James Watson and Francis Crick published their groundbreaking paper on the double helix structure of DNA in Nature magazine in 1953. It would be in the public domain on January 2010 if we had the copyright laws in force before 1978. Instead, Nature retains the copyright through 2049. (Not every science journal works under this kind of copyright scheme. “Open Access” scientific publications, like those of the Public Library of Science, are under Creative Commons attribution licenses, meaning that they can be copied freely from the day they are published.)

Cultural icons, too, are kept locked up. The first issue of Playboy magazine, featuring Marilyn Monroe on its cover, would be entering the public domain on January 1, 2010. (Playboy retains the copyright through 2049.)

Think of the movies from 1953 that would have become available this year. You could have showed clips from them. You could have showed all of them. You could have spliced and remixed and made documentaries about them. Instead, here are a few of the movies that we won’t see in the public domain for another 39 years:

If you wanted to find guitar tabs or sheet music or record your own version of some of the great music of the early 1950s, January 1, 2010, would have been a happy day for you under the old copyright laws. Bell Bottom Blues (Teresa Brewer), Angel Eyes (from the movie, Jennifer), Young at Heart (Frank Sinatra), Santa Baby (Eartha Kitt) and C’est Magnifique (Cole Porter) — they would all become available.

All of these works are famous — that is why we included them here. And the authors of famous and commercially successful works would probably renew the copyright for a second term of 28 years. But we know from the Copyright Office that 85% of authors did not renew their copyrights (for books, the number is even higher – 93% did not renew), since most works exhaust their commercial value very quickly. That means that

Under the law that existed until 1978 . . . Up to 85% of all copyrighted works from 1981 would be entering the public domain on January 1, 2010.

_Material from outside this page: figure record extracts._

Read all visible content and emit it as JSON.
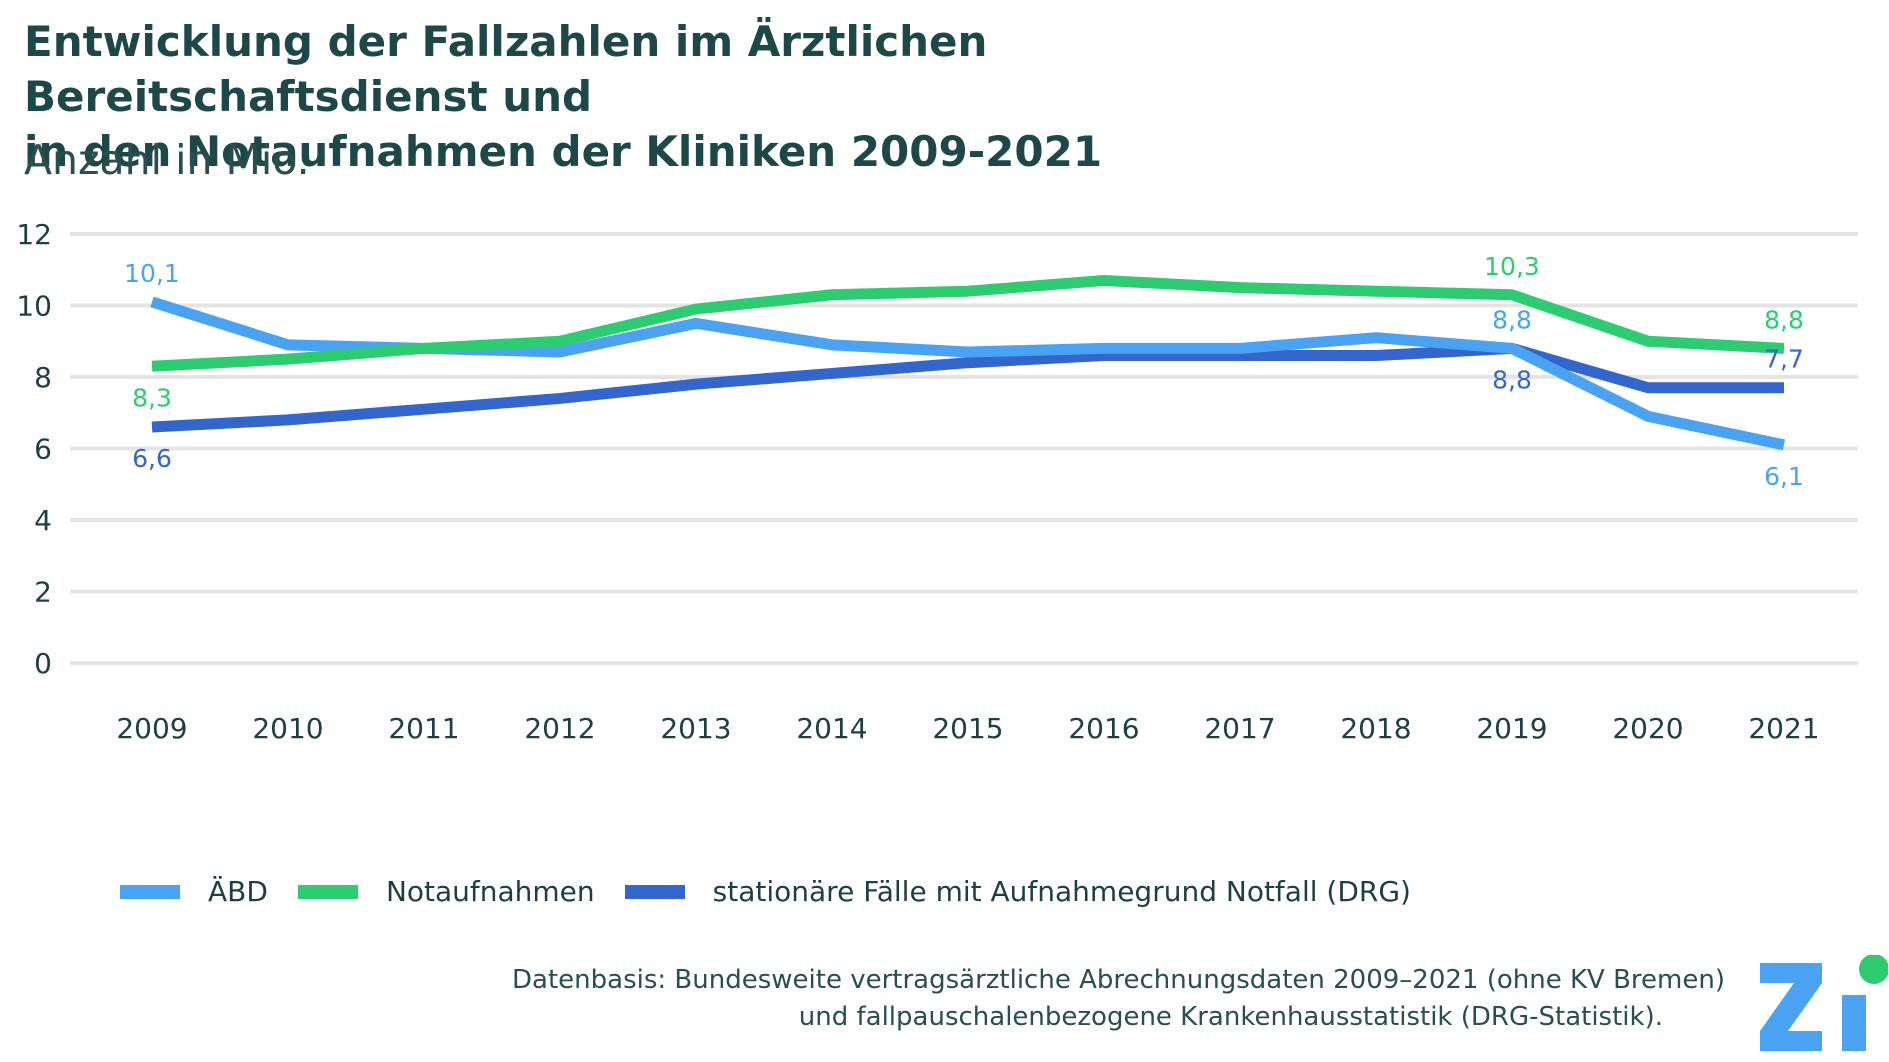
{
  "title_line1": "Entwicklung der Fallzahlen im Ärztlichen Bereitschaftsdienst und",
  "title_line2": "in den Notaufnahmen der Kliniken 2009-2021",
  "subtitle": "Anzahl in Mio.",
  "source_line1": "Datenbasis: Bundesweite vertragsärztliche Abrechnungsdaten 2009–2021 (ohne KV Bremen)",
  "source_line2": "und fallpauschalenbezogene Krankenhausstatistik (DRG-Statistik).",
  "logo_text": "Zi",
  "chart_data": {
    "type": "line",
    "title": "Entwicklung der Fallzahlen im Ärztlichen Bereitschaftsdienst und in den Notaufnahmen der Kliniken 2009-2021",
    "ylabel": "Anzahl in Mio.",
    "xlabel": "",
    "categories": [
      "2009",
      "2010",
      "2011",
      "2012",
      "2013",
      "2014",
      "2015",
      "2016",
      "2017",
      "2018",
      "2019",
      "2020",
      "2021"
    ],
    "ylim": [
      0,
      12
    ],
    "yticks": [
      0,
      2,
      4,
      6,
      8,
      10,
      12
    ],
    "grid": true,
    "legend_position": "bottom",
    "series": [
      {
        "name": "ÄBD",
        "color": "#4aa3f2",
        "values": [
          10.1,
          8.9,
          8.8,
          8.7,
          9.5,
          8.9,
          8.7,
          8.8,
          8.8,
          9.1,
          8.8,
          6.9,
          6.1
        ],
        "labels": [
          {
            "index": 0,
            "text": "10,1",
            "pos": "above"
          },
          {
            "index": 10,
            "text": "8,8",
            "pos": "above"
          },
          {
            "index": 12,
            "text": "6,1",
            "pos": "below"
          }
        ]
      },
      {
        "name": "Notaufnahmen",
        "color": "#2ecc71",
        "values": [
          8.3,
          8.5,
          8.8,
          9.0,
          9.9,
          10.3,
          10.4,
          10.7,
          10.5,
          10.4,
          10.3,
          9.0,
          8.8
        ],
        "labels": [
          {
            "index": 0,
            "text": "8,3",
            "pos": "below"
          },
          {
            "index": 10,
            "text": "10,3",
            "pos": "above"
          },
          {
            "index": 12,
            "text": "8,8",
            "pos": "above"
          }
        ]
      },
      {
        "name": "stationäre Fälle mit Aufnahmegrund Notfall (DRG)",
        "color": "#3366cc",
        "values": [
          6.6,
          6.8,
          7.1,
          7.4,
          7.8,
          8.1,
          8.4,
          8.6,
          8.6,
          8.6,
          8.8,
          7.7,
          7.7
        ],
        "labels": [
          {
            "index": 0,
            "text": "6,6",
            "pos": "below"
          },
          {
            "index": 10,
            "text": "8,8",
            "pos": "below"
          },
          {
            "index": 12,
            "text": "7,7",
            "pos": "above"
          }
        ]
      }
    ]
  }
}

That means that all these examples from 1953 are only the tip of the iceberg. If the pre-1978 law were still in effect, we could have seen 85% of the works created in 1981 enter the public domain on January 1, 2010. Imagine what that would mean to our archives, our libraries, our schools and our culture. Instead, these works will remain under copyright for decades to come, perhaps even into the next century. And for most of them — orphan works — that means they will be both commercially unavailable and culturally off limits, without any benefit going to a copyright holder. Think of the cultural harm that does. How ironic that Ray Bradbury’s Fahrenheit 451, with its book burning firemen, was published in 1953 and would once have been entering the public domain on January 1, 2010. To quote James Boyle, "Bradbury’s firemen at least set fire to their own culture out of deep ideological commitment, vile though it may have been. We have set fire to our cultural record for no reason; even if we had wanted retrospectively to enrich the tiny number of beneficiaries whose work keeps commercial value beyond 56 years, we could have done so without these effects. The ironies are almost too painful to contemplate."